I had to go out but if you search Michael Morath brewery you can find a lot. Change a keyword or two and more will likely happen. FROM


----------



## bottlekid76 (Aug 14, 2012)

I love the early ales and that's a beauty Josh!! []

 ~Tim


----------



## druggistnut (Aug 17, 2012)

I don't recall seeing more than a handful of shoulder embossed American ales, let alone one in THAT color, in 40 years.
 There are NONE from Michigan, that I am aware of.
 Bill


----------



## JGUIS (Aug 17, 2012)

I figured Doug would've chimed in on this one by now, being that he has pulled every variant of this bottle out of the ground.  I dug an amber that was embossed in the middle,  Morath & Sons.

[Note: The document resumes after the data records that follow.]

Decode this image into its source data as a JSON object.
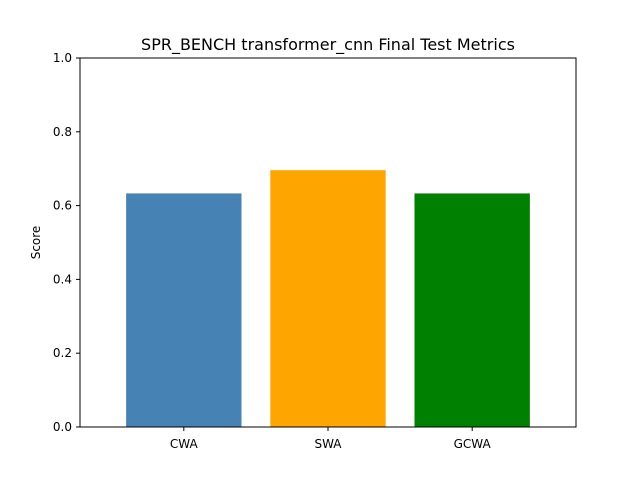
{
  "chart_data": {
    "type": "bar",
    "title": "SPR_BENCH transformer_cnn Final Test Metrics",
    "xlabel": "",
    "ylabel": "Score",
    "categories": [
      "CWA",
      "SWA",
      "GCWA"
    ],
    "values": [
      0.633,
      0.696,
      0.633
    ],
    "colors": [
      "#4682b4",
      "#ffa500",
      "#008000"
    ],
    "ylim": [
      0,
      1.0
    ],
    "yticks": [
      "0.0",
      "0.2",
      "0.4",
      "0.6",
      "0.8",
      "1.0"
    ],
    "grid": false,
    "legend": "none"
  }
}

Newark O  I'm wondering if anyone knows of another bottle like the one above, to try and figure out what was peened out of the mold.


----------



## bottlekid76 (Aug 17, 2012)

Hey Josh,

 Is the McCully mark on that example?

 From Tods site:

 Embossed: // s // M. MORATH // NEWARK. O // // b // () W McCULLY & Co / () PITTSBURGH 

 ~Tim


----------



## JGUIS (Aug 29, 2012)

Not sure.  I'll get another look at it this weekend.


----------



## RED Matthews (Aug 29, 2012)

Hello all, That " blot out " is a new term to me, but real I guess - I also saw the standard peening term in a later powt.  I would like to see clearer pictures of the letter blot out.  With that large a lettering there isn't much iron for a fill in movement of iron.  It also seems like a strange requirement.  
 RED Matthews


----------